Bruce Yankner, a longtime neurodegeneration researcher at Harvard Medical School, and a co-author of a recent commentary on the Cai laboratory findings, notes that hypothalamic NF-κB activity might also be targeted by quenching inflammation elsewhere in the body. Hypothalamic neurons apparently can detect not only local brain inflammation but also systemic inflammation. “The dendrites [input branches] of neurons in the hypothalamus extend through the blood-brain barrier into the bloodstream, so presumably they would be able to sense inflammatory metabolic signals in the blood,” Yankner says.

The evolutionary logic

How much does all this apply to humans, who—unlike short-lived mice—may be already nearing the biological limits of their lifespan? “I think the safe answer is that we’ll just have to wait and see,” says Yankner.

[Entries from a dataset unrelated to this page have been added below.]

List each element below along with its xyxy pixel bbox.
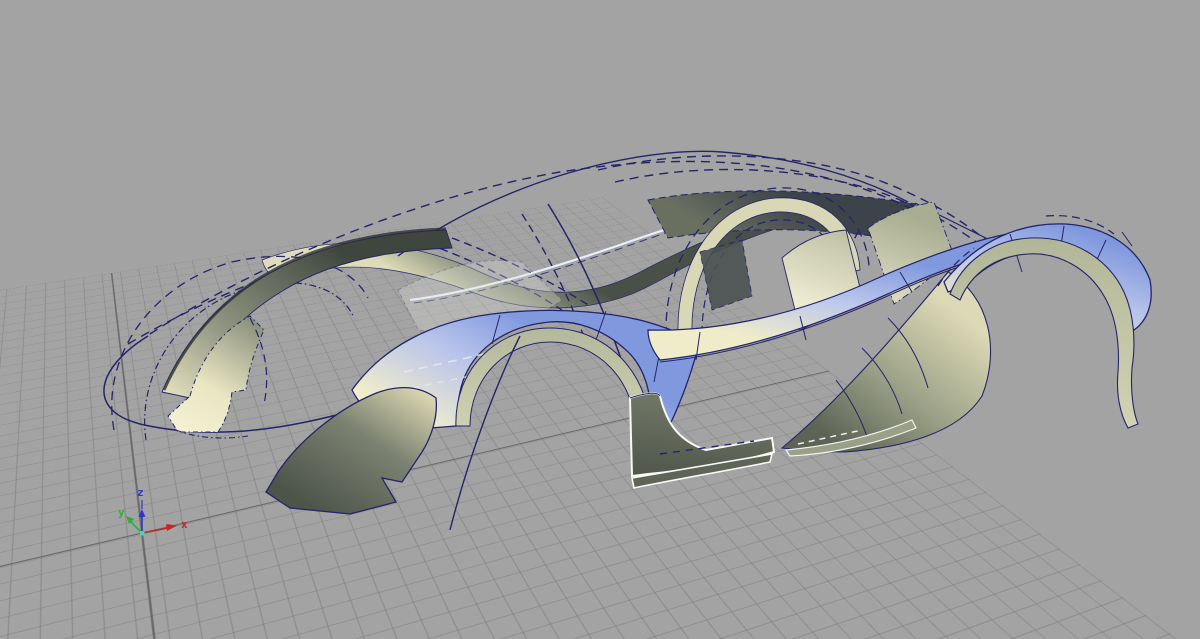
axis-gizmo: x y z [118,486,188,536]
x-axis-arrow [166,524,177,531]
z-axis-arrow [139,509,146,517]
front-splitter-surface[interactable] [266,388,436,514]
z-axis-label: z [137,486,144,499]
origin-point [140,531,145,536]
x-axis-label: x [181,518,188,531]
y-axis-label: y [118,506,125,519]
viewport-3d[interactable]: x y z [0,0,1200,639]
car-surface-model[interactable]: x y z [0,0,1200,639]
rocker-panel-selected[interactable] [630,393,774,488]
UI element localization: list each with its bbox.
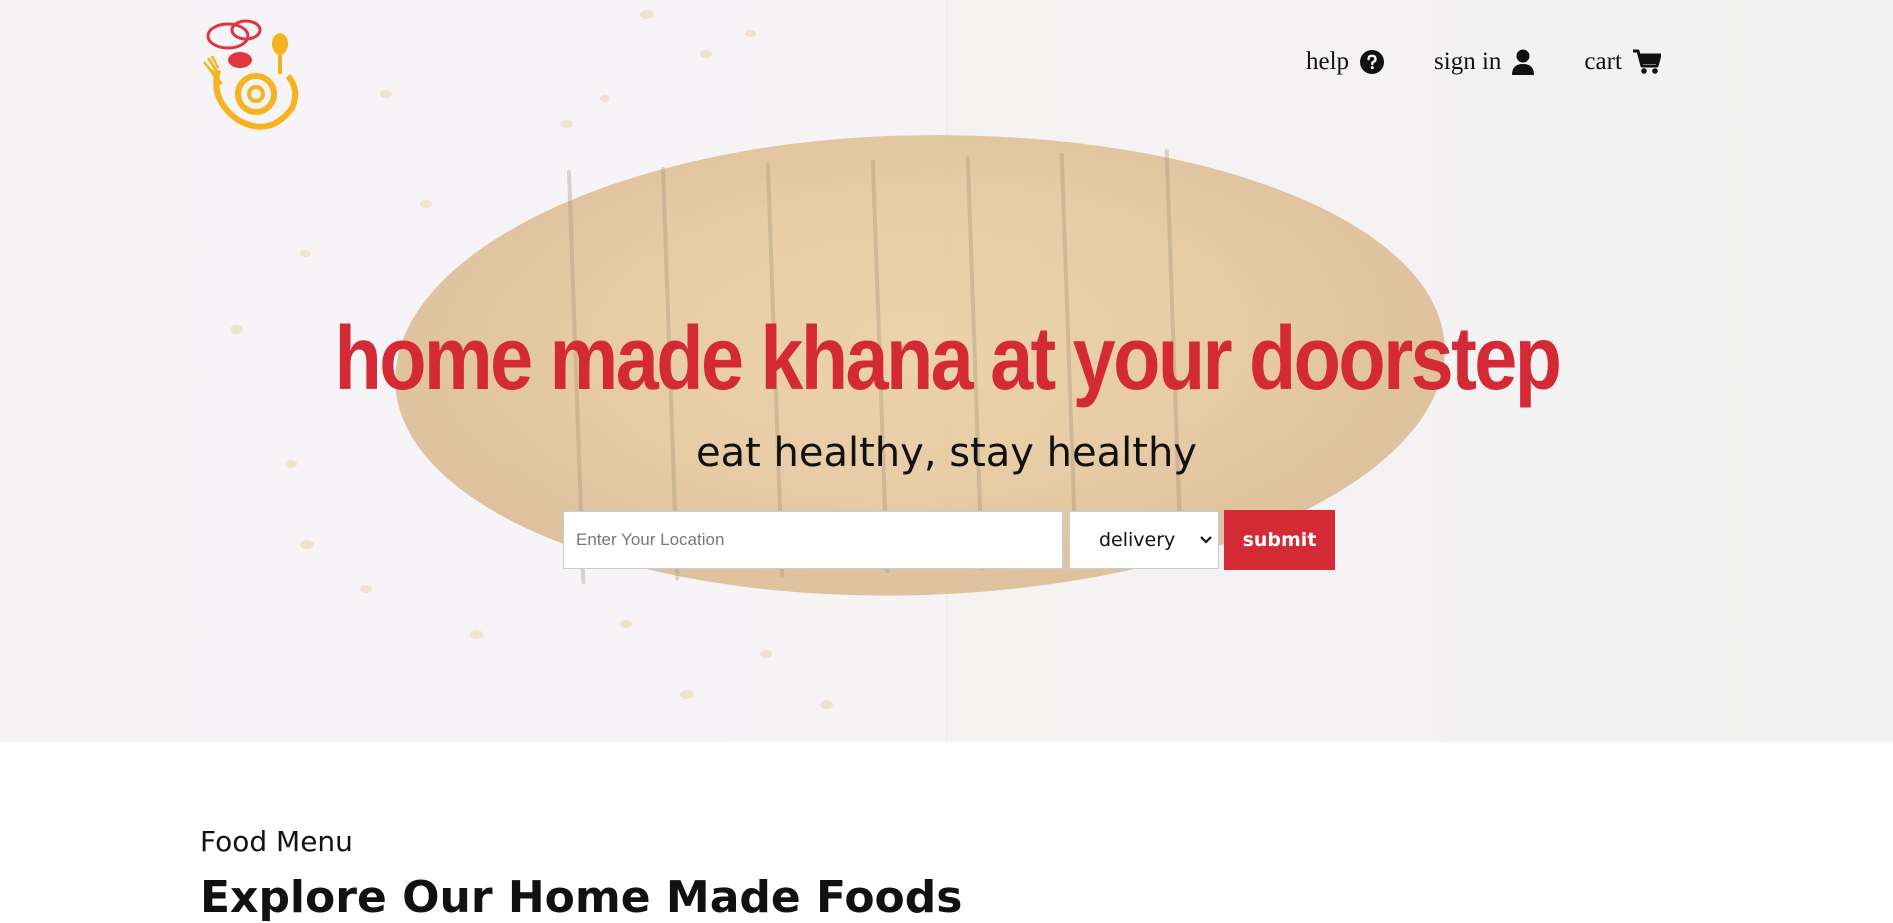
nav-sign-in-label: sign in — [1434, 48, 1502, 75]
location-search-form: delivery submit — [563, 510, 1335, 570]
top-nav: help sign in cart — [1306, 48, 1661, 76]
nav-cart[interactable]: cart — [1584, 48, 1661, 76]
cart-icon — [1632, 49, 1661, 74]
menu-title: Explore Our Home Made Foods — [200, 872, 963, 923]
user-icon — [1512, 49, 1535, 75]
menu-eyebrow: Food Menu — [200, 825, 353, 858]
location-input[interactable] — [563, 511, 1063, 569]
hero-headline: home made khana at your doorstep — [334, 309, 1563, 409]
submit-button[interactable]: submit — [1224, 510, 1335, 570]
site-logo[interactable] — [200, 10, 304, 136]
order-mode-value: delivery — [1099, 529, 1176, 551]
hero-subline: eat healthy, stay healthy — [696, 430, 1197, 476]
question-circle-icon — [1360, 50, 1385, 74]
chevron-down-icon — [1200, 536, 1212, 544]
nav-help-label: help — [1306, 48, 1350, 75]
nav-help[interactable]: help — [1306, 48, 1385, 76]
order-mode-select[interactable]: delivery — [1069, 511, 1219, 569]
nav-cart-label: cart — [1584, 48, 1622, 75]
chef-logo-icon — [203, 19, 299, 130]
nav-sign-in[interactable]: sign in — [1434, 48, 1535, 76]
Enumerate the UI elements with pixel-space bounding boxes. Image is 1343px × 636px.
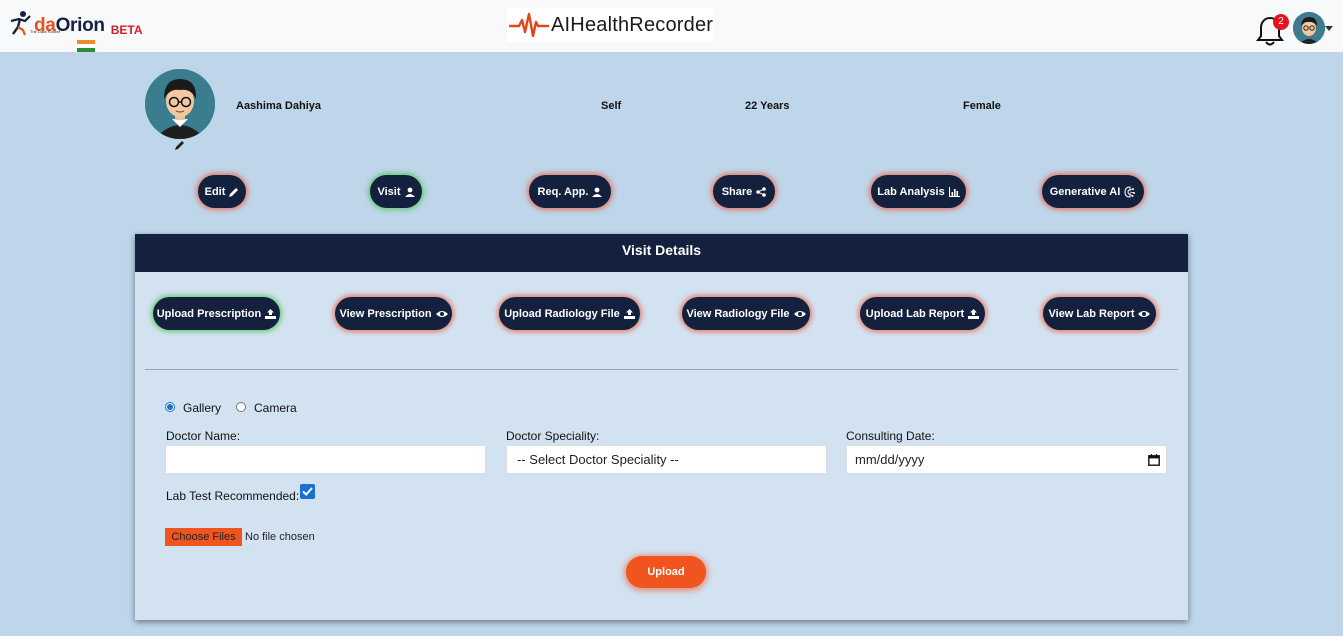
profile-name: Aashima Dahiya — [236, 100, 321, 112]
doctor-name-label: Doctor Name: — [166, 429, 241, 443]
edit-button[interactable]: Edit — [198, 175, 246, 208]
consulting-date-label: Consulting Date: — [846, 429, 935, 443]
top-bar: daOrion BETA The Data Rocket AIHealthRec… — [0, 0, 1343, 52]
edit-avatar-pencil-icon[interactable] — [174, 139, 186, 151]
upload-lab-report-button[interactable]: Upload Lab Report — [860, 297, 985, 330]
ai-icon — [1124, 185, 1136, 198]
notification-count-badge: 2 — [1273, 14, 1289, 30]
view-lab-report-button[interactable]: View Lab Report — [1043, 297, 1156, 330]
profile-avatar — [145, 69, 215, 139]
upload-radiology-file-button[interactable]: Upload Radiology File — [499, 297, 640, 330]
eye-icon — [793, 310, 806, 317]
view-prescription-button[interactable]: View Prescription — [335, 297, 452, 330]
profile-gender: Female — [963, 100, 1001, 112]
gallery-radio[interactable] — [165, 402, 175, 412]
pencil-icon — [229, 187, 239, 197]
user-avatar-icon — [1293, 12, 1325, 44]
beta-badge: BETA — [110, 23, 143, 37]
consulting-date-input[interactable]: mm/dd/yyyy — [846, 445, 1167, 474]
user-doctor-icon — [592, 187, 603, 197]
gallery-radio-label: Gallery — [183, 401, 222, 415]
doctor-speciality-select[interactable]: -- Select Doctor Speciality -- — [506, 445, 827, 474]
date-placeholder: mm/dd/yyyy — [855, 452, 925, 467]
upload-icon — [623, 308, 635, 319]
upload-prescription-button[interactable]: Upload Prescription — [153, 297, 280, 330]
doctor-name-input[interactable] — [165, 445, 486, 474]
lab-test-recommended-checkbox[interactable] — [300, 484, 315, 499]
eye-icon — [435, 310, 448, 317]
profile-relation: Self — [601, 100, 622, 112]
choose-files-button[interactable]: Choose Files — [165, 528, 242, 546]
share-button[interactable]: Share — [713, 175, 775, 208]
upload-icon — [968, 308, 980, 319]
lab-test-recommended-label: Lab Test Recommended: — [166, 489, 300, 503]
lab-analysis-button[interactable]: Lab Analysis — [871, 175, 966, 208]
doctor-speciality-label: Doctor Speciality: — [506, 429, 600, 443]
visit-button[interactable]: Visit — [370, 175, 422, 208]
upload-button[interactable]: Upload — [626, 556, 706, 588]
user-avatar[interactable] — [1293, 12, 1325, 44]
heartbeat-icon — [509, 12, 549, 38]
user-menu-caret-icon[interactable] — [1325, 26, 1333, 31]
brand-tagline: The Data Rocket — [30, 29, 61, 34]
page-scrollbar[interactable] — [1336, 52, 1343, 636]
camera-radio[interactable] — [236, 402, 246, 412]
section-divider — [145, 369, 1178, 370]
request-appointment-button[interactable]: Req. App. — [529, 175, 611, 208]
app-name: AIHealthRecorder — [551, 13, 714, 36]
profile-age: 22 Years — [745, 100, 790, 112]
share-icon — [756, 186, 767, 197]
profile-avatar-icon — [145, 69, 215, 139]
camera-radio-label: Camera — [254, 401, 297, 415]
app-logo[interactable]: AIHealthRecorder — [507, 8, 714, 42]
checkmark-icon — [302, 487, 313, 496]
eye-icon — [1138, 310, 1151, 317]
india-flag-icon — [77, 40, 95, 52]
view-radiology-file-button[interactable]: View Radiology File — [682, 297, 810, 330]
visit-details-card: Visit Details Upload Prescription View P… — [135, 234, 1188, 620]
brand-logo[interactable]: daOrion BETA — [8, 10, 143, 37]
upload-icon — [265, 308, 277, 319]
calendar-icon[interactable] — [1148, 454, 1160, 466]
no-file-chosen-text: No file chosen — [245, 531, 315, 543]
visit-details-title: Visit Details — [135, 234, 1188, 272]
generative-ai-button[interactable]: Generative AI — [1042, 175, 1144, 208]
runner-logo-icon — [10, 11, 31, 36]
user-doctor-icon — [404, 187, 415, 197]
bar-chart-icon — [948, 186, 960, 197]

But there has long been a linkage between inflammation and the major age-related illnesses in humans, including atherosclerosis, Alzheimer’s, and Parkinson’s. Many scientists have assumed that this linkage—“inflammaging,” some call it—exists because inflammation in an older body is apt to stay “on” inappropriately, causing damage that wouldn’t have occurred at younger ages. “Inflammation can be induced by multiple mechanisms—oxidative stress, local injury, infection—and it is less well controlled during aging, so it doesn’t always turn off when it should,” Yankner says.

If Cai’s results are right, however, inflammation is not just a source of damage that runs increasingly amok with age; it is also a signal that controls the effective rate of aging. Yankner speculates that this signal—indicating infection or some other source of significant damage—may have evolved to dial down growth and reproduction while an organism shifts its resources towards defense. In environments where life is normally nasty, brutish, and short, the extended activation of such a program could be an advantage. In more benign environments, such as those many humans in developed countries live in today, it could well be a disadvantage, making a potentially longer life shorter.

Cai says that he and his group—along with other aging-research laboratories—are setting up experiments to confirm that hypothalamic NF-κB signaling influences the rate of human aging, not just mouse aging.

“I think that the most straightforward evidence for [these findings’] relevance to humans would come from genetics,” says Yankner. “For example, if you found that certain genetic variants of the GnRH gene are associated with aging and lifespan in people, then that could be very powerful evidence in support of this model.”